Accordingly, it should be pointed out that the hydrogeochemical conditions of the area concerning elevated chromium concentrations should be attributed to both geogenic and anthropogenic influences; depending on the origin of chromium, the order of values ranges relating the lower ones to geogenic sources and the higher to anthropogenic impact. This conclusion is also supported by the evaluation of the basic geological and geochemical data. The occurrence of ultrabasic formations is a potential source of Cr enrichment to both soils and groundwater. Elevated Cr concentrations, ranging from 134 to 856 mg/kg, were determined in agricultural surface soils of Thiva Basin (Antibachi et al. 2012), possibly signifying the presence of chemically labile sources of naturally-occurring Cr(III) in soils that undergo oxidation to Cr(VI). In soils and aqueous environments, Cr(III) adsorption by Mn-oxides is the first step toward its oxidation to Cr(VI); According to Tziritis (2009) and Antibachi et al. (2012) there are elevated values of Mn in soils from the wider area of Thiva, which may typically be attributed to the occurrence of Mn oxides, as a result of the weathering process of ultrabasic rocks, which are typically enriched in Mn (Tziritis et al. 2012). As described by Barlett and James (1979), Cr(III) typically accumulates on the surface of Mn and Fe-oxides and the undergoing process involves the oxidation of Cr(III) to Cr(VI) by the presence in the soil of oxidized Mn which serves as the electron acceptor in the reaction; oxidation rates tend to be higher with increasing pH (Eary and Ray 1986).

Additionally, the neighboring area of Asopos River Basin was recently found to be contaminated by Cr(VI), as result of the intensive industrial activities, such as plating metals, leather processing, stainless steel, that were discharged into the environment possibly through injection wells (Economou-Eliopoulos et al. 2011). The hydrogeological data till now are insufficient in order to prove or not a potential hydraulic connection and possible contaminant plume migration from Asopos to Thiva Basin, but the supplementary data (geological, statistical, geochemical, land use) so far suggest that these abnormal concentrations possible have their origin to anthropogenic influence.

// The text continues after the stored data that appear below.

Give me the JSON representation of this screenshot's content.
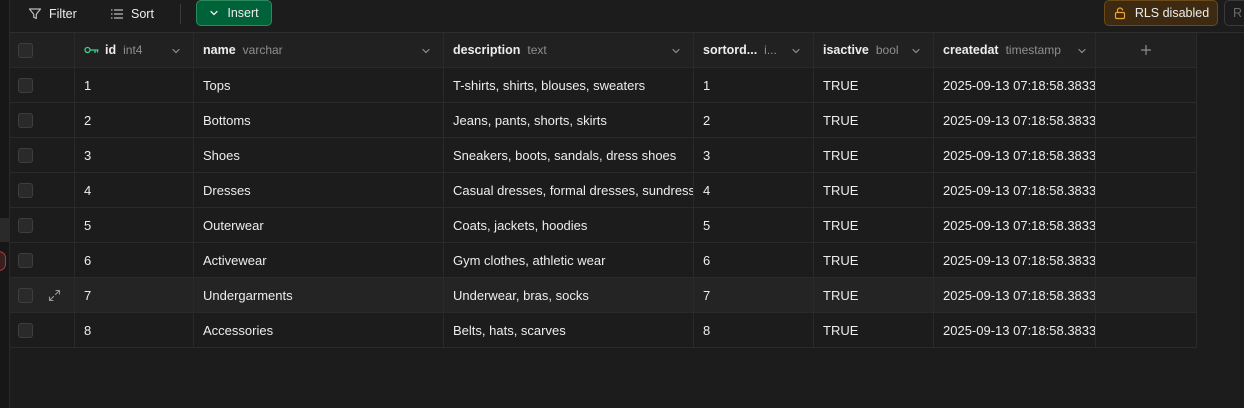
{
  "toolbar": {
    "filter_label": "Filter",
    "sort_label": "Sort",
    "insert_label": "Insert",
    "rls_label": "RLS disabled",
    "cut_label": "R"
  },
  "columns": [
    {
      "name": "id",
      "type": "int4",
      "primary_key": true
    },
    {
      "name": "name",
      "type": "varchar"
    },
    {
      "name": "description",
      "type": "text"
    },
    {
      "name": "sortord...",
      "type": "i..."
    },
    {
      "name": "isactive",
      "type": "bool"
    },
    {
      "name": "createdat",
      "type": "timestamp"
    }
  ],
  "rows": [
    {
      "id": "1",
      "name": "Tops",
      "description": "T-shirts, shirts, blouses, sweaters",
      "sortorder": "1",
      "isactive": "TRUE",
      "createdat": "2025-09-13 07:18:58.3833"
    },
    {
      "id": "2",
      "name": "Bottoms",
      "description": "Jeans, pants, shorts, skirts",
      "sortorder": "2",
      "isactive": "TRUE",
      "createdat": "2025-09-13 07:18:58.3833"
    },
    {
      "id": "3",
      "name": "Shoes",
      "description": "Sneakers, boots, sandals, dress shoes",
      "sortorder": "3",
      "isactive": "TRUE",
      "createdat": "2025-09-13 07:18:58.3833"
    },
    {
      "id": "4",
      "name": "Dresses",
      "description": "Casual dresses, formal dresses, sundresses",
      "sortorder": "4",
      "isactive": "TRUE",
      "createdat": "2025-09-13 07:18:58.3833"
    },
    {
      "id": "5",
      "name": "Outerwear",
      "description": "Coats, jackets, hoodies",
      "sortorder": "5",
      "isactive": "TRUE",
      "createdat": "2025-09-13 07:18:58.3833"
    },
    {
      "id": "6",
      "name": "Activewear",
      "description": "Gym clothes, athletic wear",
      "sortorder": "6",
      "isactive": "TRUE",
      "createdat": "2025-09-13 07:18:58.3833"
    },
    {
      "id": "7",
      "name": "Undergarments",
      "description": "Underwear, bras, socks",
      "sortorder": "7",
      "isactive": "TRUE",
      "createdat": "2025-09-13 07:18:58.3833"
    },
    {
      "id": "8",
      "name": "Accessories",
      "description": "Belts, hats, scarves",
      "sortorder": "8",
      "isactive": "TRUE",
      "createdat": "2025-09-13 07:18:58.3833"
    }
  ],
  "colors": {
    "insert_bg": "#006239",
    "rls_bg": "#3d2a10",
    "key_icon": "#3ecf8e"
  }
}
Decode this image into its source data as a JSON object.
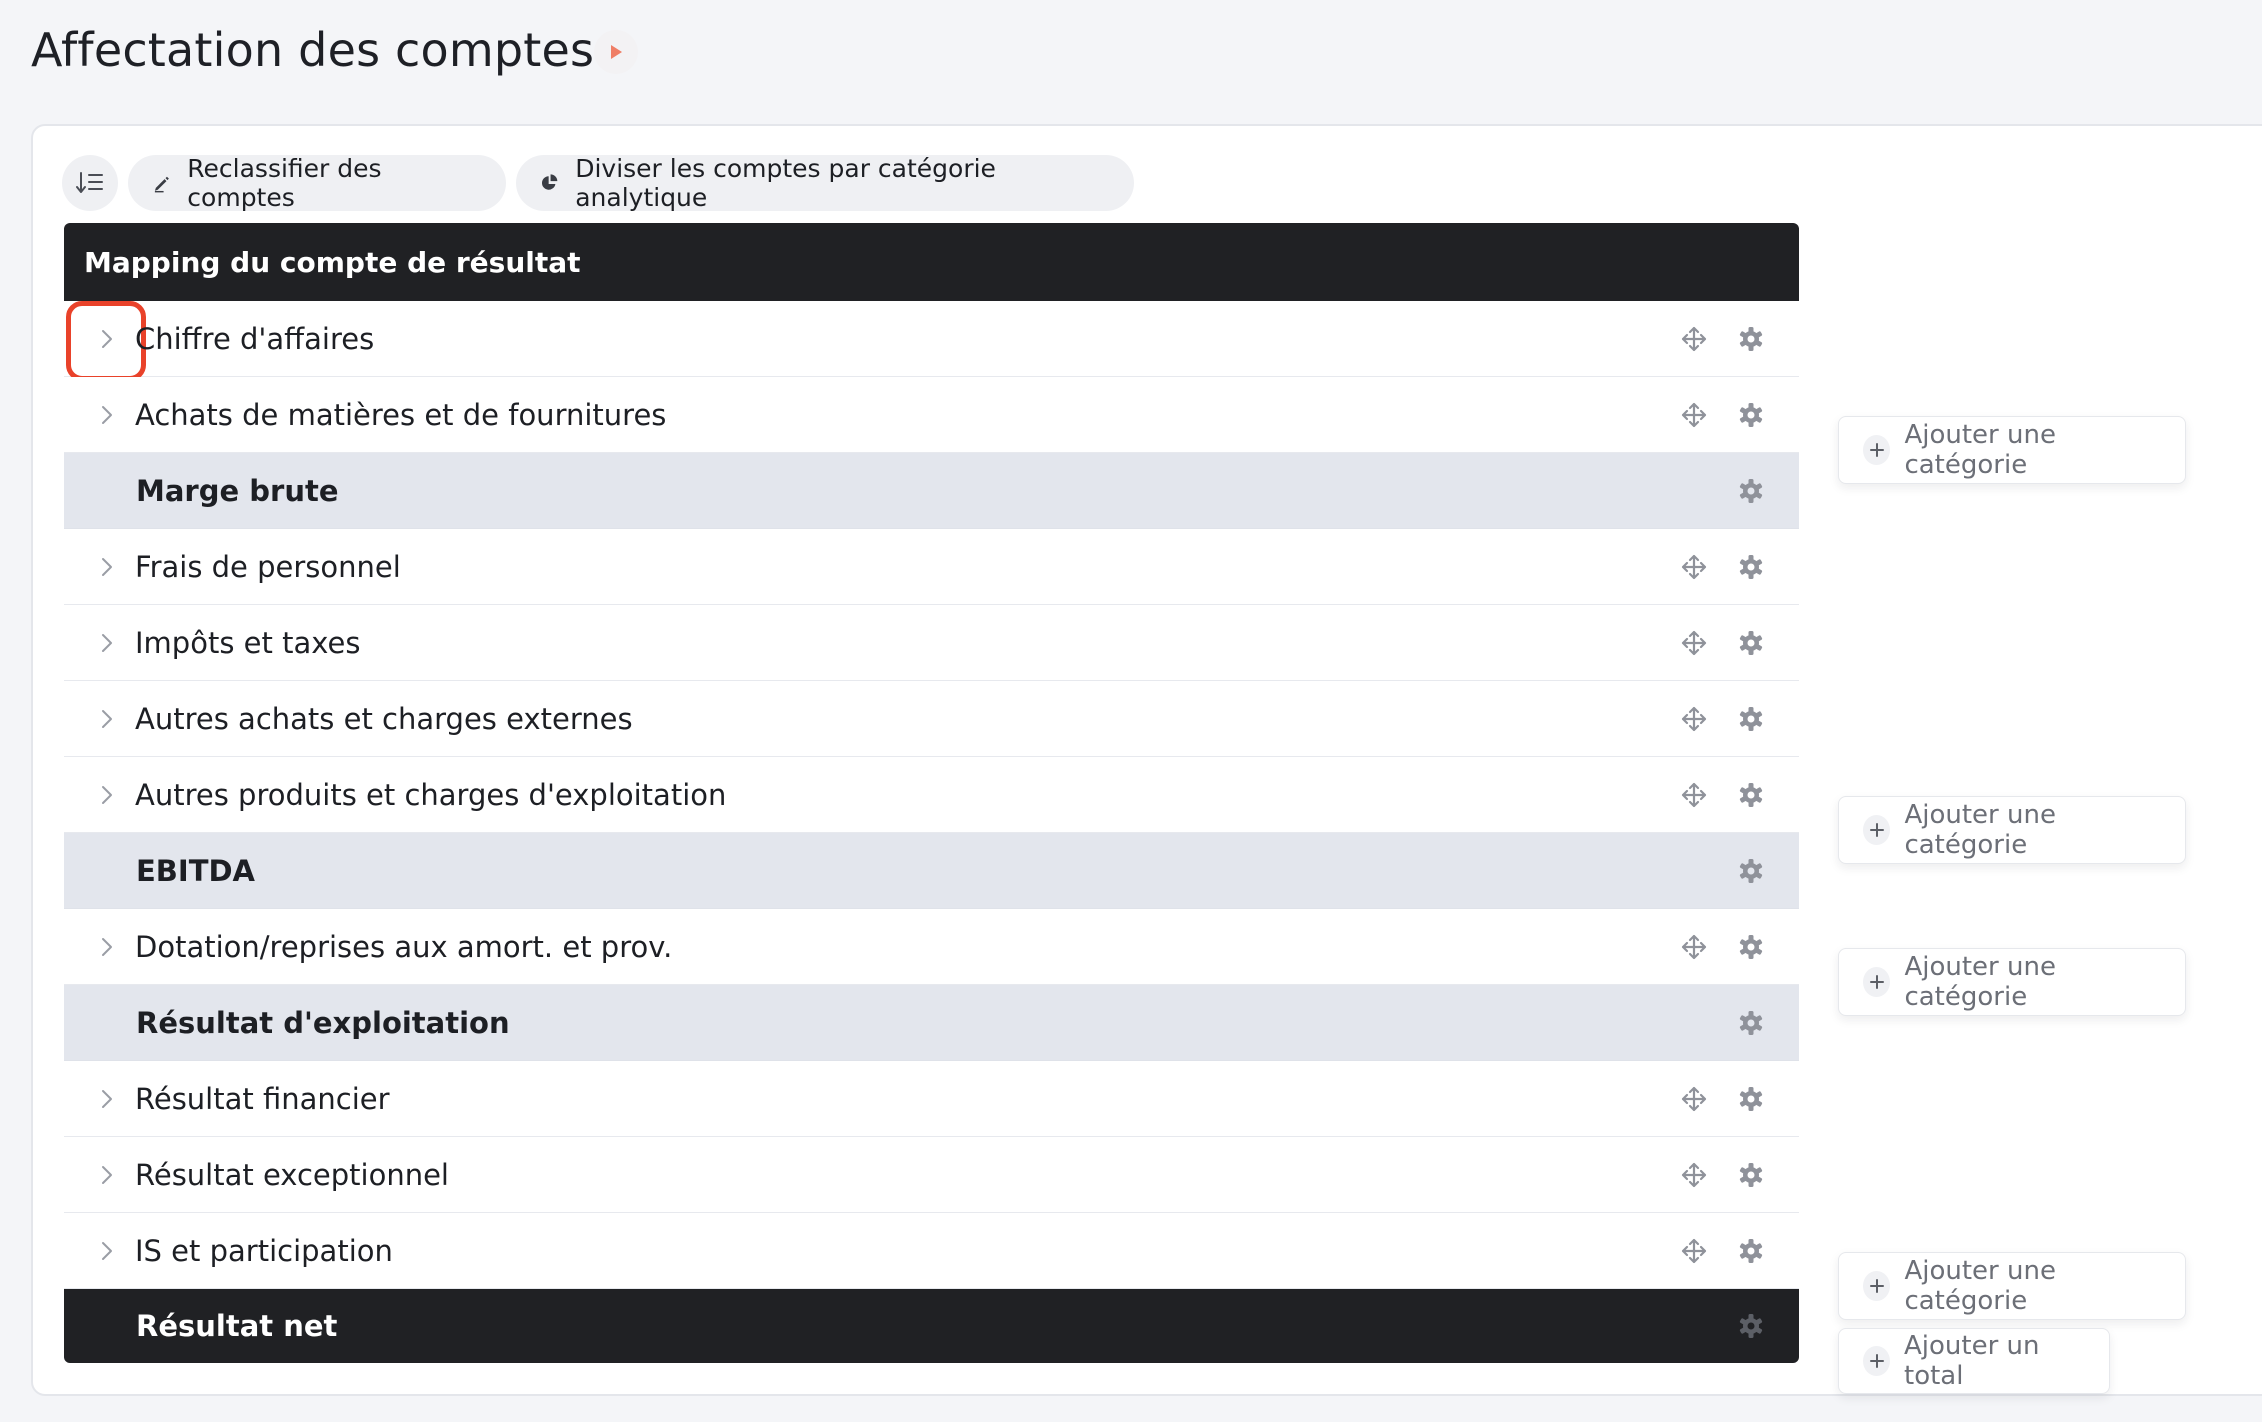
{
  "page": {
    "title": "Affectation des comptes"
  },
  "toolbar": {
    "reclassify_label": "Reclassifier des comptes",
    "split_label": "Diviser les comptes par catégorie analytique"
  },
  "table": {
    "header": "Mapping du compte de résultat",
    "rows": [
      {
        "label": "Chiffre d'affaires",
        "type": "category"
      },
      {
        "label": "Achats de matières et de fournitures",
        "type": "category"
      },
      {
        "label": "Marge brute",
        "type": "subtotal"
      },
      {
        "label": "Frais de personnel",
        "type": "category"
      },
      {
        "label": "Impôts et taxes",
        "type": "category"
      },
      {
        "label": "Autres achats et charges externes",
        "type": "category"
      },
      {
        "label": "Autres produits et charges d'exploitation",
        "type": "category"
      },
      {
        "label": "EBITDA",
        "type": "subtotal"
      },
      {
        "label": "Dotation/reprises aux amort. et prov.",
        "type": "category"
      },
      {
        "label": "Résultat d'exploitation",
        "type": "subtotal"
      },
      {
        "label": "Résultat financier",
        "type": "category"
      },
      {
        "label": "Résultat exceptionnel",
        "type": "category"
      },
      {
        "label": "IS et participation",
        "type": "category"
      },
      {
        "label": "Résultat net",
        "type": "total"
      }
    ]
  },
  "side_actions": {
    "add_category_label": "Ajouter une catégorie",
    "add_total_label": "Ajouter un total"
  },
  "colors": {
    "accent": "#e9422a",
    "header_bg": "#202124",
    "subtotal_bg": "#e3e6ed",
    "page_bg": "#f4f5f8"
  }
}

Despite the origin of hexavalent chromium, an issue of great debate is whether and how much the aforementioned elevated concentrations affect directly or indirectly the human environment of the area. The direct impact as result of ingestion of contaminated water should be excluded because almost none of the collected groundwaters are used for drinking purposes. On the contrary, since the main water use is irrigation, there is a lot of concern whether the consumption of products from that area has a significant effect to humans. The main crops produced are carrots, potatoes and onions and are considered to be a major vegetable supply source for Greece. As can be seen in Fig. 1, all the samples with elevated Cr(VI) concentrations (group A) are located within the cultivated area, as may be suggested by the CORINE classification (EEA 1994), so the risk of bio-accumulation and impact to food chain is possible. Recently, Kirkillis et al. (2012) investigated the heavy metal content of the agricultural products of Thiva Basin and stated that Cr concentrations are considerably higher than other uncontaminated control areas. Future studies should focus on the possible effects on human health as result of the consumption of agricultural products that have been irrigated with such high Cr(VI) concentrations.